Putting Expected Goals to the test

After yesterday’s post where Expected Goals was explained in detail, today’s post will put the metric to the test. How good is Expected Goals? And is it better than Total Shots Rate?

We’ll compare ExpG and TSR at several levels as we go along. The dataset used for the first part of this analysis consists of all 98 teams from the 2013/14 season so far, for top-5 leagues. As usual, data comes from Squawka, my go-to-site for OPTA driven football data. All comparisons in this piece are made on team level. We’ll leave the individual player analysis of ExpG for another day.

ExpG is calculated as explained in yesterday’s post, and for comparison with TSR, ExpG ratios (ExpGR) are used. For all behind-the-scenes input in the ExpG formula no data from the 2013/14 season was used. All regression analysis that was needed to determine how to rate different factors that influence ExpG was carried out on earlier data. The risk of over fitting is therefore minimized.

ExpGR = ExpG for / (ExpG for + ExpG against)

TSR = Shots for / (Shots for + Shots against)


TSR and outcome

First up, the relation between TSR and the outcome in terms of points per game (PPG) and goal difference (GD). Click on the graph if needed, for a larger version.

TSR and outcomeTSR is a very good metric. It correlates nicely with the most relevant two performance indicators PPG and GD. The R-squared values of 0.55 and 0.58 indicate that knowing a team’s TSR provides around 75% of knowledge needed for a perfect knowledge of either PPG or GD. For more, and better explanations of R-squared and R, check Phil Birnbaum. The man really knows his stuff.

In general, R-squared values are higher when leagues have a clear separation into two groups. EPL typically has values over 0.6, while Ligue 1, where the dots are one bunch, generally scores below 0.4.


ExpG and outcome

These two plots show the relation between ExpGR and outcome.

ExpGR and outcomeFrom face value alone, you can tell that ExpGR has a better correlation with outcome than TSR has. The dots are closer to the red regression line, so the R-squared value is a lot higher. For PPG, the R-squared is 0.73, while for GD it is somewhat higher at 0.79.

This is a magnificent correlation between a metric and outcome, but don’t get carried away yet. We would expect ExpGR to do better here, as it carries more detailed information to rate goal scoring chances. The formula behind it is designed to improve the relation with outcome in terms of PPG and GD. It would be a true shock if ExpG did not do a lot better than TSR here. What’s more important is the second half of this piece, looking at repeatability of the metrics.


TSR and repeatability

From here on, a different data set is used, as we’ll now compare the same metric over two consecutive seasons. Data consists of season 2012/13 and 2013/14 so far for the top-5 leagues, where obviously relegated sides from the first season did not produce a second season for comparison, as promoted sides in the second season did not have a first season to compare with. This left 84 teams with consecutive seasons.

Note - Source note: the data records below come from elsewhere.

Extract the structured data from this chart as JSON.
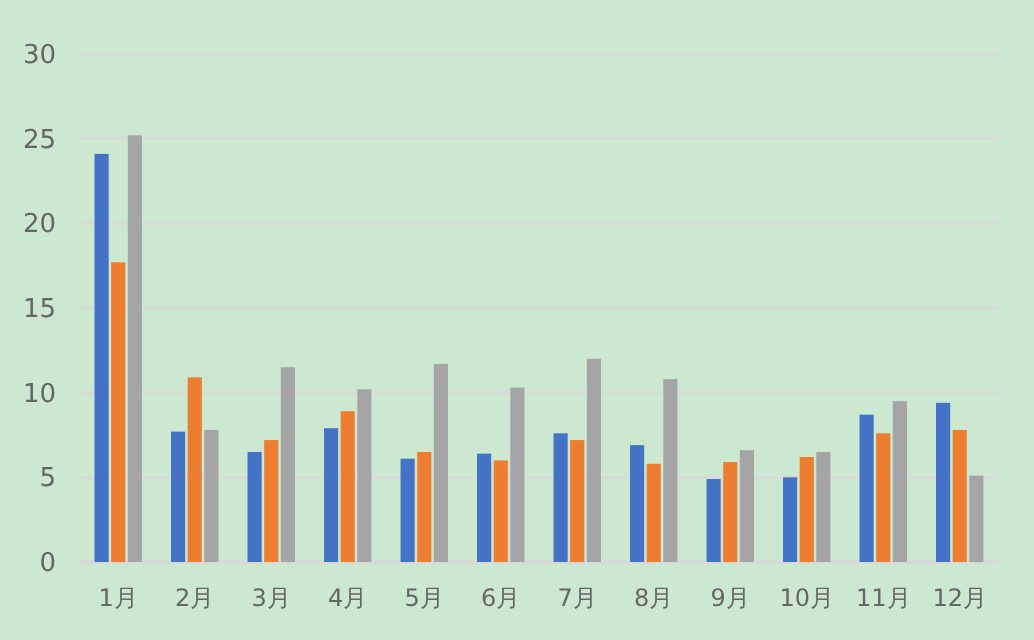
{
  "chart_data": {
    "type": "bar",
    "categories": [
      "1月",
      "2月",
      "3月",
      "4月",
      "5月",
      "6月",
      "7月",
      "8月",
      "9月",
      "10月",
      "11月",
      "12月"
    ],
    "series": [
      {
        "color": "#4472c4",
        "values": [
          24.1,
          7.7,
          6.5,
          7.9,
          6.1,
          6.4,
          7.6,
          6.9,
          4.9,
          5.0,
          8.7,
          9.4
        ]
      },
      {
        "color": "#ed7d31",
        "values": [
          17.7,
          10.9,
          7.2,
          8.9,
          6.5,
          6.0,
          7.2,
          5.8,
          5.9,
          6.2,
          7.6,
          7.8
        ]
      },
      {
        "color": "#a5a5a5",
        "values": [
          25.2,
          7.8,
          11.5,
          10.2,
          11.7,
          10.3,
          12.0,
          10.8,
          6.6,
          6.5,
          9.5,
          5.1
        ]
      }
    ],
    "ylim": [
      0,
      30
    ],
    "yticks": [
      0,
      5,
      10,
      15,
      20,
      25,
      30
    ],
    "grid": "y"
  }
}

TSR repeatabilityTSR is pretty repeatable, producing an R-square of 0.51. This indicates that TSR in the first season is a moderately good predictor of TSR in the second season. Most teams are roughly in the same ballpark, but deviations of 0.100 are far from rare.


ExpGR and repeatability

The next plot shows ExpGR in the first and second season.

ExpGR repeatability

ExpGR has an even better repeatability than TSR did With an R-squared of 0.67 this metric carries a good signal over multiple seasons. Stripping a few outliers, teams generally don’t deviate more than 0.050.


In the end

This scatter plot heavy piece proves a superior correlation for ExpGR with both outcome and repeatability compared to TSR. To speak with Nate Silver, ExpGR carries more signal and less noise than TSR.

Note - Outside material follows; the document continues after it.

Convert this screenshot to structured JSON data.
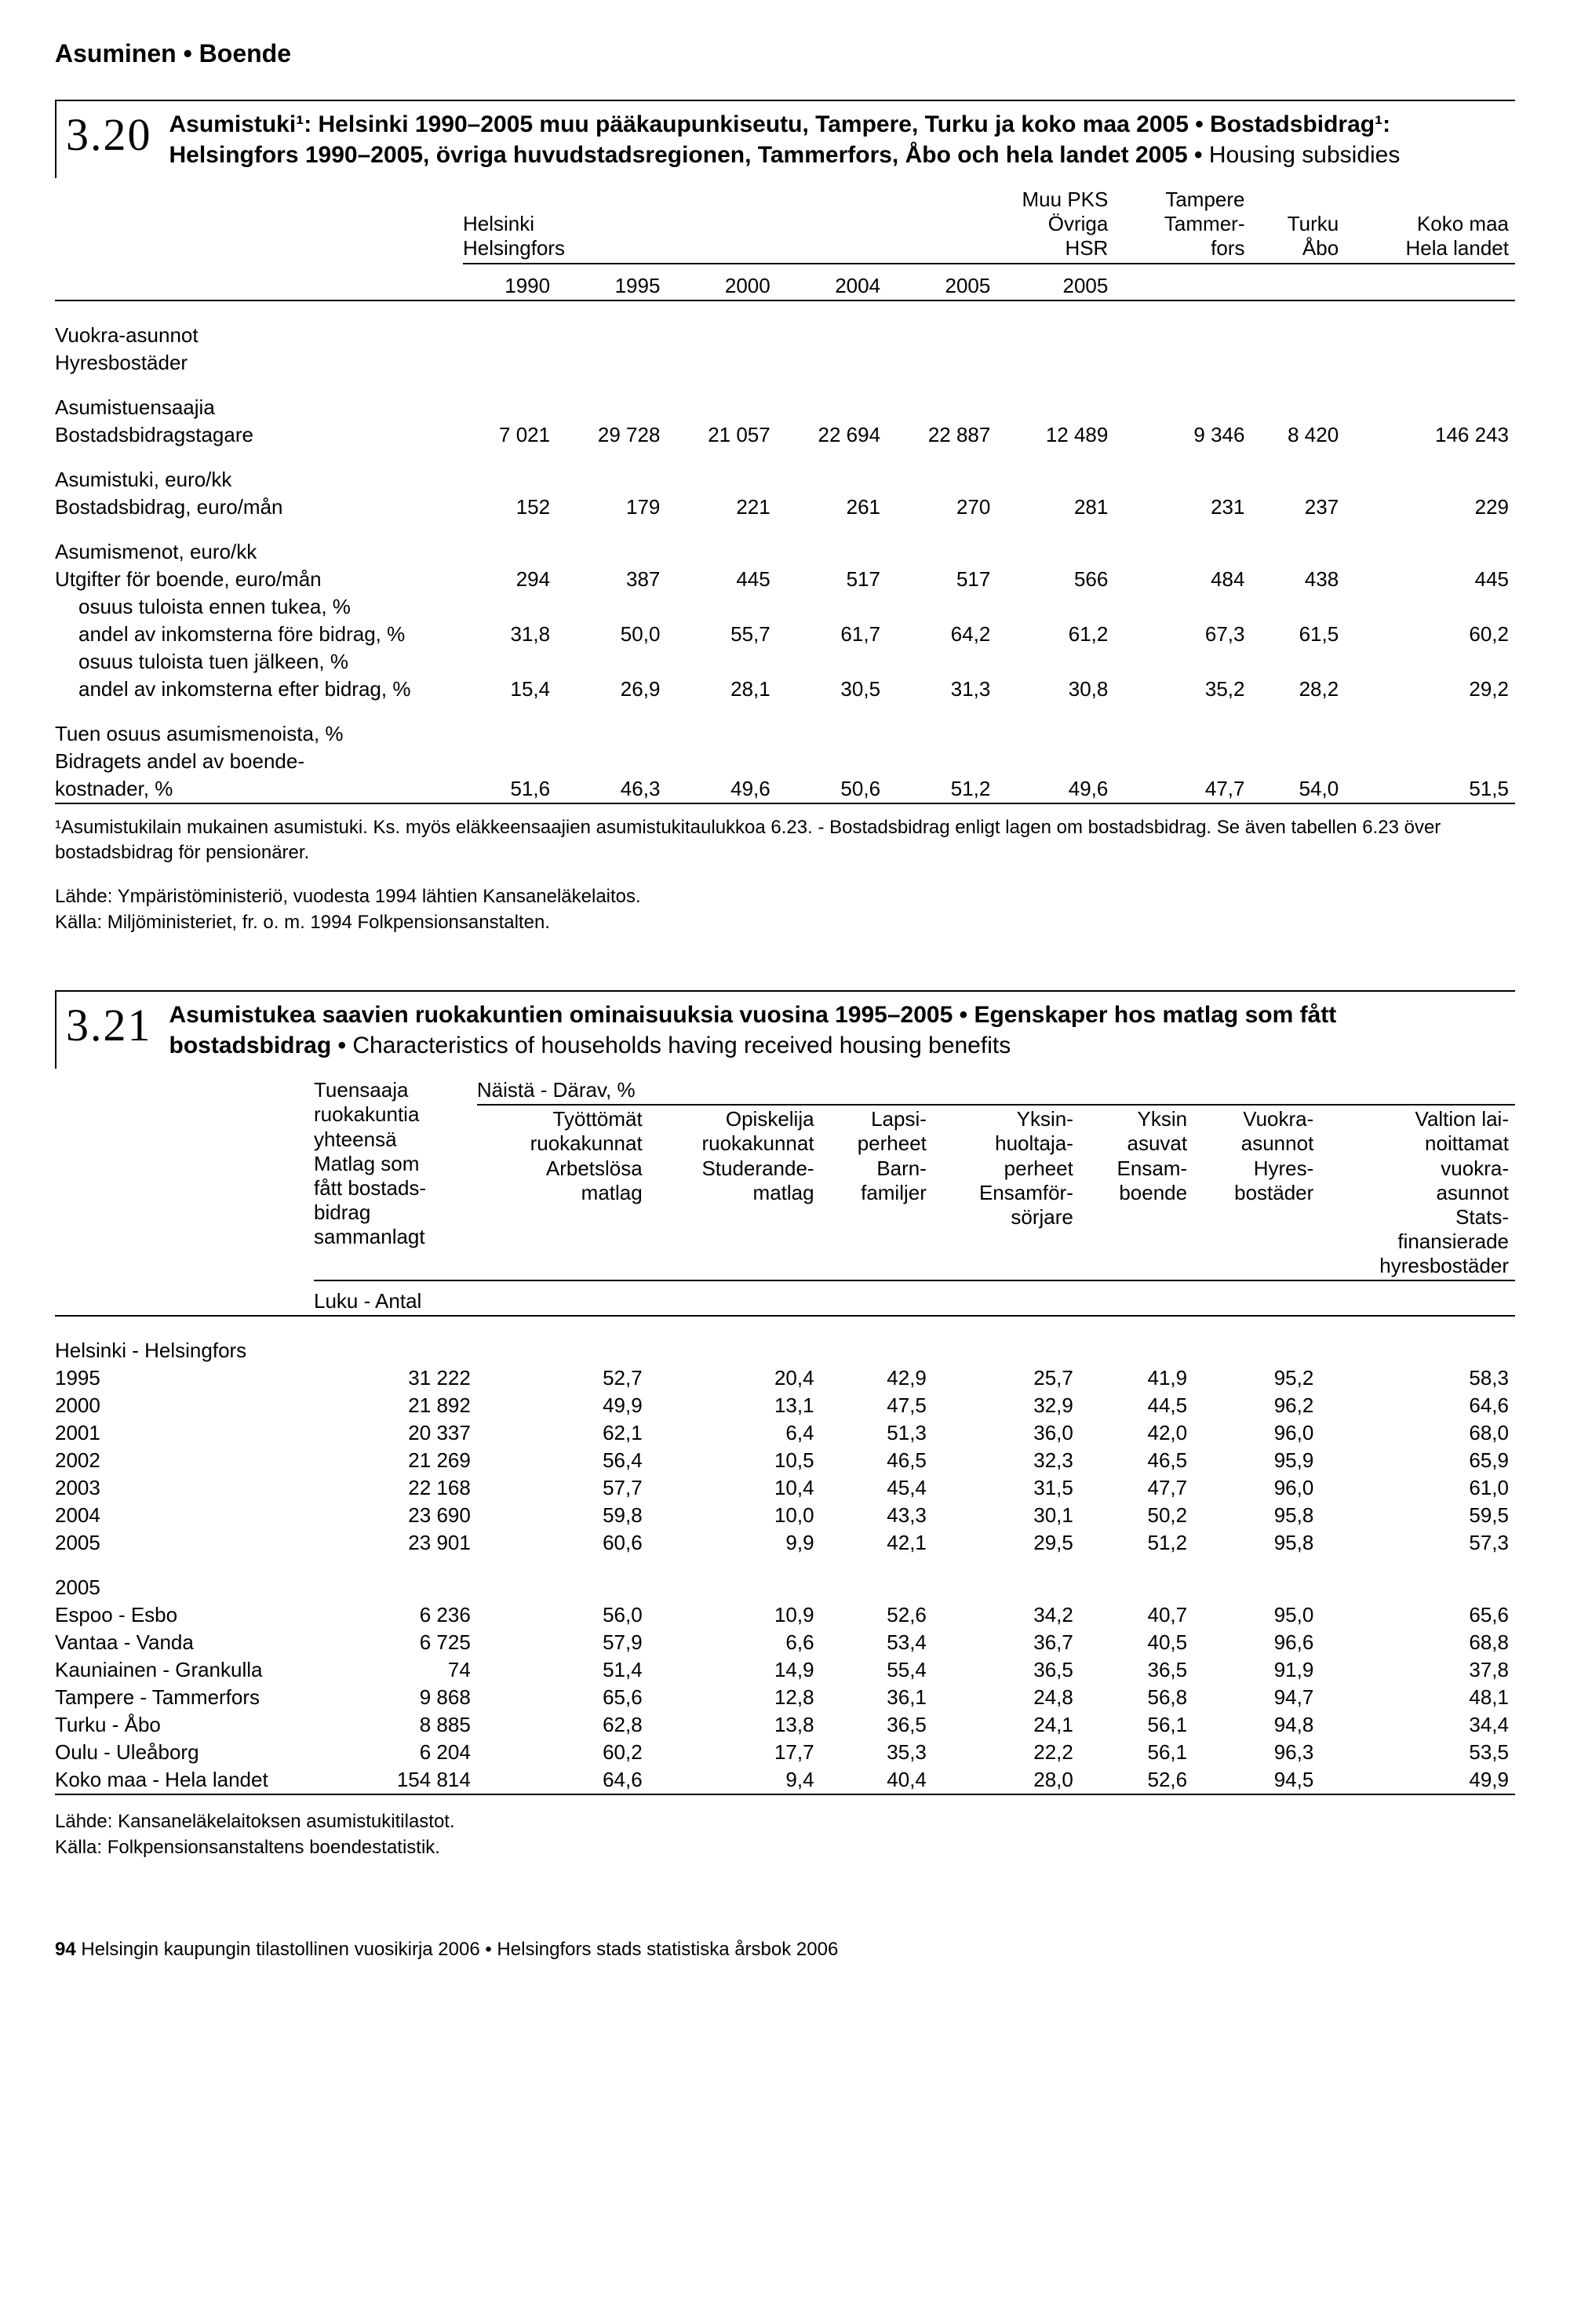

The first part of this post, relating ExpGR and outcome, shows that in measuring team performance, ExpGR show prevail over TSR. This conclusion was probably known intuitively, but is now illustrated and quantified.

The second part of this post is more revolutionary, as it establishes ExpGR as a more reliable parameters to use for predictions. This means not just fancy number heavy predictive models, but also any easy made claims regarding upcoming matches or final league positions.

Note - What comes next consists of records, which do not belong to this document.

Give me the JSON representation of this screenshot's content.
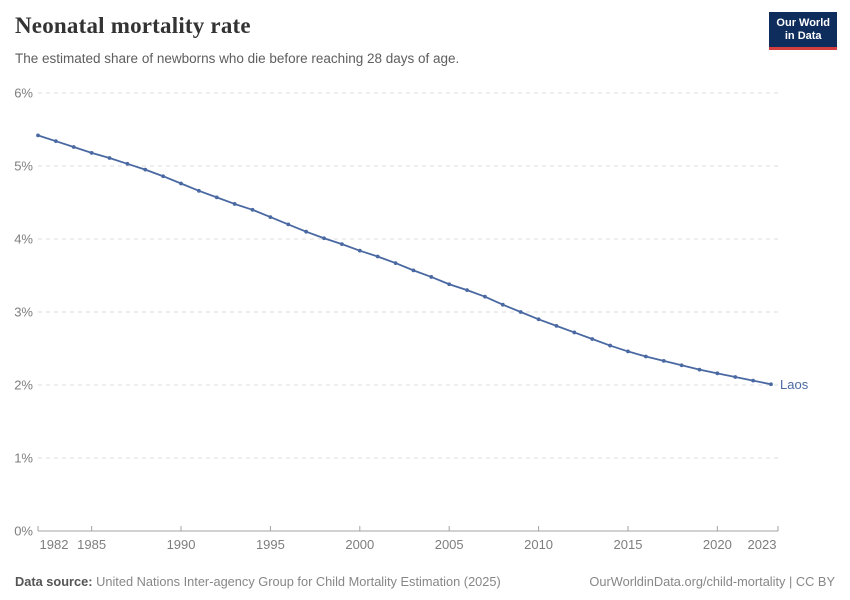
{
  "header": {
    "title": "Neonatal mortality rate",
    "subtitle": "The estimated share of newborns who die before reaching 28 days of age.",
    "logo": {
      "line1": "Our World",
      "line2": "in Data",
      "background_color": "#0f2d5c",
      "accent_color": "#d53e3e"
    }
  },
  "chart_data": {
    "type": "line",
    "title": "Neonatal mortality rate",
    "xlabel": "",
    "ylabel": "",
    "xlim": [
      1982,
      2023
    ],
    "ylim": [
      0,
      6
    ],
    "grid": "horizontal dashed",
    "legend_position": "end-of-line label",
    "x_ticks": [
      "1982",
      "1985",
      "1990",
      "1995",
      "2000",
      "2005",
      "2010",
      "2015",
      "2020",
      "2023"
    ],
    "y_ticks": [
      "0%",
      "1%",
      "2%",
      "3%",
      "4%",
      "5%",
      "6%"
    ],
    "series": [
      {
        "name": "Laos",
        "color": "#4a69a2",
        "x": [
          1982,
          1983,
          1984,
          1985,
          1986,
          1987,
          1988,
          1989,
          1990,
          1991,
          1992,
          1993,
          1994,
          1995,
          1996,
          1997,
          1998,
          1999,
          2000,
          2001,
          2002,
          2003,
          2004,
          2005,
          2006,
          2007,
          2008,
          2009,
          2010,
          2011,
          2012,
          2013,
          2014,
          2015,
          2016,
          2017,
          2018,
          2019,
          2020,
          2021,
          2022,
          2023
        ],
        "values": [
          5.42,
          5.34,
          5.26,
          5.18,
          5.11,
          5.03,
          4.95,
          4.86,
          4.76,
          4.66,
          4.57,
          4.48,
          4.4,
          4.3,
          4.2,
          4.1,
          4.01,
          3.93,
          3.84,
          3.76,
          3.67,
          3.57,
          3.48,
          3.38,
          3.3,
          3.21,
          3.1,
          3.0,
          2.9,
          2.81,
          2.72,
          2.63,
          2.54,
          2.46,
          2.39,
          2.33,
          2.27,
          2.21,
          2.16,
          2.11,
          2.06,
          2.01
        ]
      }
    ]
  },
  "footer": {
    "datasource_label": "Data source:",
    "datasource_text": "United Nations Inter-agency Group for Child Mortality Estimation (2025)",
    "right_text": "OurWorldinData.org/child-mortality | CC BY"
  }
}
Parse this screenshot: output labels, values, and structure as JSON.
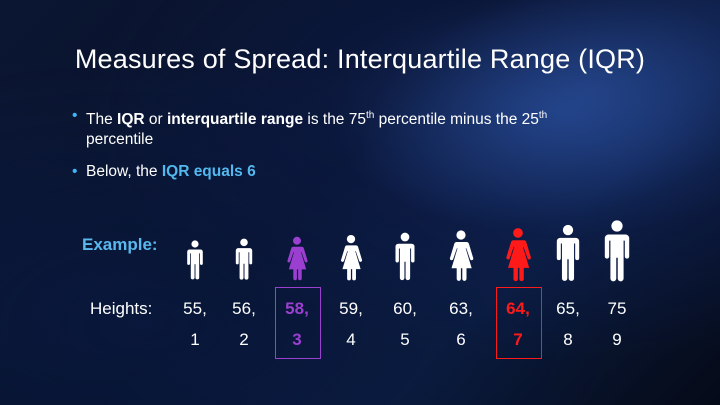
{
  "slide": {
    "title": "Measures of Spread: Interquartile Range (IQR)",
    "bullet1": {
      "t1": "The ",
      "b1": "IQR",
      "t2": " or ",
      "b2": "interquartile range",
      "t3": " is the 75",
      "sup1": "th",
      "t4": " percentile minus the 25",
      "sup2": "th",
      "t5": "percentile"
    },
    "bullet2": {
      "t1": "Below, the ",
      "hl": "IQR equals 6"
    },
    "example_label": "Example:",
    "heights_label": "Heights:",
    "values": [
      {
        "height": "55,",
        "rank": "1",
        "color": "#ffffff"
      },
      {
        "height": "56,",
        "rank": "2",
        "color": "#ffffff"
      },
      {
        "height": "58,",
        "rank": "3",
        "color": "#9b3fd1"
      },
      {
        "height": "59,",
        "rank": "4",
        "color": "#ffffff"
      },
      {
        "height": "60,",
        "rank": "5",
        "color": "#ffffff"
      },
      {
        "height": "63,",
        "rank": "6",
        "color": "#ffffff"
      },
      {
        "height": "64,",
        "rank": "7",
        "color": "#ff1a1a"
      },
      {
        "height": "65,",
        "rank": "8",
        "color": "#ffffff"
      },
      {
        "height": "75",
        "rank": "9",
        "color": "#ffffff"
      }
    ],
    "figures": [
      {
        "gender": "male",
        "color": "#ffffff",
        "icon": "man-icon"
      },
      {
        "gender": "male",
        "color": "#ffffff",
        "icon": "man-icon"
      },
      {
        "gender": "female",
        "color": "#9b3fd1",
        "icon": "woman-icon"
      },
      {
        "gender": "female",
        "color": "#ffffff",
        "icon": "woman-icon"
      },
      {
        "gender": "male",
        "color": "#ffffff",
        "icon": "man-icon"
      },
      {
        "gender": "female",
        "color": "#ffffff",
        "icon": "woman-icon"
      },
      {
        "gender": "female",
        "color": "#ff1a1a",
        "icon": "woman-icon"
      },
      {
        "gender": "male",
        "color": "#ffffff",
        "icon": "man-icon"
      },
      {
        "gender": "male",
        "color": "#ffffff",
        "icon": "man-icon"
      }
    ],
    "highlight_25th_color": "#9b3fd1",
    "highlight_75th_color": "#ff1a1a"
  }
}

TSR still holds the quite relevant advantage that counting shots is a lot easier than building an ExpG model. However, with more and more variations of ExpG models around, these numbers will gradually become easier to obtain over time.



I feel like I could have put a dozen links to James Grayson’s amazing site in this TSR heavy post, but I’d rather urge you to just go to his site and check it thoroughly. It is good.